庭園の何処かで小鳥がぴちち…と鳴いている。


ああ、まばゆいこと。

でもこうして生きて光を浴びていられるだけでも、有り難いことなのですね。


と廊下から御簾越しに差し込む夏の陽射しに眩しく目を細めて合掌した。が、今日の嘉智子は朝起きた時からそわそわしている。


「ねえ明鏡」


とたまらず嘉智子は傍らの明鏡に向かって、


「わたくしのお衣装はこれでいいと思う?かんざしは曲がっていないかしら?」と落ち着かなげに聞いた。


もう嘉智子さまったら…いつもなら朝のお支度は全て私まかせで、


まことにお美しいひと程ご自分の身だしなみには無頓着。


を地でいってらっしゃるお方が、もうこれで四度も同じ問いかけをするなんて…と呆れる代わりに明鏡はにっこり微笑んで


「はい、とても良く似合っておいでですよ」

と答えた。


まあ嘉智子さまが落ち着かないも無理のないこと。


だって今日は、唐土もろこしより密教の秘法を伝授された今をときめく空海阿闍梨が後宮にいらっしゃるんですもの!

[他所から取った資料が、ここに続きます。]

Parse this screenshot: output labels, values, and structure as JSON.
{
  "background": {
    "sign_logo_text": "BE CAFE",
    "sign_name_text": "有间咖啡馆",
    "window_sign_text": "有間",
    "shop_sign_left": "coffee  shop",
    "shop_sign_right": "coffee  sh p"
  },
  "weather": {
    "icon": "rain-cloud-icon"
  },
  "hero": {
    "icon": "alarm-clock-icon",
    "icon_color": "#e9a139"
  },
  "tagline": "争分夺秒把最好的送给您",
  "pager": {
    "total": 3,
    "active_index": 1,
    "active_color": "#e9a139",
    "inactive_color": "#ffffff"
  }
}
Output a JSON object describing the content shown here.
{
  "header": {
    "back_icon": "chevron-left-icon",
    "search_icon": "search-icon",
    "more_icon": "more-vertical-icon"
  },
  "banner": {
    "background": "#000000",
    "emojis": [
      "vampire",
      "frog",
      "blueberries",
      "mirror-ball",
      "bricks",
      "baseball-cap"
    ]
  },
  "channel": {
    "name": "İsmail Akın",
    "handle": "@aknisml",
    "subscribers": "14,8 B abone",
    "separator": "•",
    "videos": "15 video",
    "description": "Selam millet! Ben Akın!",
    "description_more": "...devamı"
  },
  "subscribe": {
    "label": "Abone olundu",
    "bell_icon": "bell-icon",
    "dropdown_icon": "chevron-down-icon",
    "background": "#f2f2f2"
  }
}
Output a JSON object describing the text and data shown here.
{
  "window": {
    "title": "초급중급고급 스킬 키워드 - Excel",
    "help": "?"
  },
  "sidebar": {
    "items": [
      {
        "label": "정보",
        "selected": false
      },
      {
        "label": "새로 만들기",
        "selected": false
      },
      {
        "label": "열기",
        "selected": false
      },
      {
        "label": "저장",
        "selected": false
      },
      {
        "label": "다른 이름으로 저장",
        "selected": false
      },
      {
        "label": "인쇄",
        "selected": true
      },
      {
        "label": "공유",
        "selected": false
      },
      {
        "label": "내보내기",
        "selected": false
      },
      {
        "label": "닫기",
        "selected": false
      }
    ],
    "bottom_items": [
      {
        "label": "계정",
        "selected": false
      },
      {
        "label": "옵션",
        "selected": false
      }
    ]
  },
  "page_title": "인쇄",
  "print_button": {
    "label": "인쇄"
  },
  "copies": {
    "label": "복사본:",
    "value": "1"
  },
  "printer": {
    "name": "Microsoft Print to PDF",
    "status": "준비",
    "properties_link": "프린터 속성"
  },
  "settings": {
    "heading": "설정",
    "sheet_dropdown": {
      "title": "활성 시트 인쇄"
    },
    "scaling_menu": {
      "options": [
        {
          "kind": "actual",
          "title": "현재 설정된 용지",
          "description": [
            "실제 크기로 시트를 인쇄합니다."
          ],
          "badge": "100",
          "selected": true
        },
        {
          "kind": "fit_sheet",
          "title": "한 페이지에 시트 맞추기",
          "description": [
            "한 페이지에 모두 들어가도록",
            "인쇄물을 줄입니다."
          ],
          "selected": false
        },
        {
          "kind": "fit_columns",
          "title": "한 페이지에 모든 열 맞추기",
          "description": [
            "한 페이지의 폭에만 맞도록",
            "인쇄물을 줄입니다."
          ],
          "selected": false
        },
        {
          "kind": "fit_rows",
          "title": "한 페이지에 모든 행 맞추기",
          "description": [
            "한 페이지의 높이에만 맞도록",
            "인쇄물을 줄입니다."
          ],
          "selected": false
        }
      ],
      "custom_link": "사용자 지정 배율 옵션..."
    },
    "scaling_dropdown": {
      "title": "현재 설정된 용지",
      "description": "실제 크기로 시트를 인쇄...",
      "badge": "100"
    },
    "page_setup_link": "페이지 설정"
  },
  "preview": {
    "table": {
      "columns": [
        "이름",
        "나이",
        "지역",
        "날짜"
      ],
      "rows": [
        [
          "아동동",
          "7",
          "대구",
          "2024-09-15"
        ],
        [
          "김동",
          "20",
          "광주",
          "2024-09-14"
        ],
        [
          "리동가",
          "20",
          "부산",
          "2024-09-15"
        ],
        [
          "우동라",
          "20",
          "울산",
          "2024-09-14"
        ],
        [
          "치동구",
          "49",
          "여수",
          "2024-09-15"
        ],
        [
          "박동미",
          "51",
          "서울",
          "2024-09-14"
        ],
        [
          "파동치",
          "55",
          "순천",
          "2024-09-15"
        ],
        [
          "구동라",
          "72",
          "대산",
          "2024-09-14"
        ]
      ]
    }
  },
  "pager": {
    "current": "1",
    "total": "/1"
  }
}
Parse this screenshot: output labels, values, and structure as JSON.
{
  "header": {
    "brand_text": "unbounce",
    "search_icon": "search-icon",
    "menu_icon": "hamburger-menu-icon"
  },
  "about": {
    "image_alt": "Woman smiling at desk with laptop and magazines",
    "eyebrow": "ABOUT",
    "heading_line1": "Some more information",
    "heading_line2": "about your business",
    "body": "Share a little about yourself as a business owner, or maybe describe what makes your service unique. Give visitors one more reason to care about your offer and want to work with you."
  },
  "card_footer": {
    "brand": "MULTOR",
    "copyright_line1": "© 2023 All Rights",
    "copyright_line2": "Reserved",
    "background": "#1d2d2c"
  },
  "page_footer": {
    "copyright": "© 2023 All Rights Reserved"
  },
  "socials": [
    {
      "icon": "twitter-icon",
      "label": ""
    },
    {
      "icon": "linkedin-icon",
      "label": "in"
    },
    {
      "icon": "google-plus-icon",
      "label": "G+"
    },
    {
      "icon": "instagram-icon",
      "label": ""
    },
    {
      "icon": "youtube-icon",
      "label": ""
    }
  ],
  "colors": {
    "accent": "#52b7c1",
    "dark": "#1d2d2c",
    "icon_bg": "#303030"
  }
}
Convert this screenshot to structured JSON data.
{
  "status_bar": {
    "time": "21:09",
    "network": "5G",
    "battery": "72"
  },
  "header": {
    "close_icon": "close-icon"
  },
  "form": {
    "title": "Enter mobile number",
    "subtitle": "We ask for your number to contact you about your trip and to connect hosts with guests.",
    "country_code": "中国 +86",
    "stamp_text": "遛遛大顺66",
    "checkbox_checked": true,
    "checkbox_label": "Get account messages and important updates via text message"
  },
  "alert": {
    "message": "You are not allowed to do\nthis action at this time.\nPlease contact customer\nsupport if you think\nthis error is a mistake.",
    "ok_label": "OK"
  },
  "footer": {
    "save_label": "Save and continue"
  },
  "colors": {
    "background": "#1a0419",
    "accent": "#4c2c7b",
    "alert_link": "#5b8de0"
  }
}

なんでも少年のような美男子。とのお噂に上はお妃の高津内親王こうづないしんのうさまから下は新入りの侍女まで後宮の女人たちは皆色めき立っている。


きっかけは数日前の帝と嘉智子のねやでの会話。


夫の嵯峨帝即位に伴って嘉智子は夫人ぶにん(天皇の側室で定員は三人)となり正四位下に叙せられた。


祖父の代で謀反の罪人に貶められた橘の家を後宮での出世という形で女の身一つで嘉智子は立て直したのだ。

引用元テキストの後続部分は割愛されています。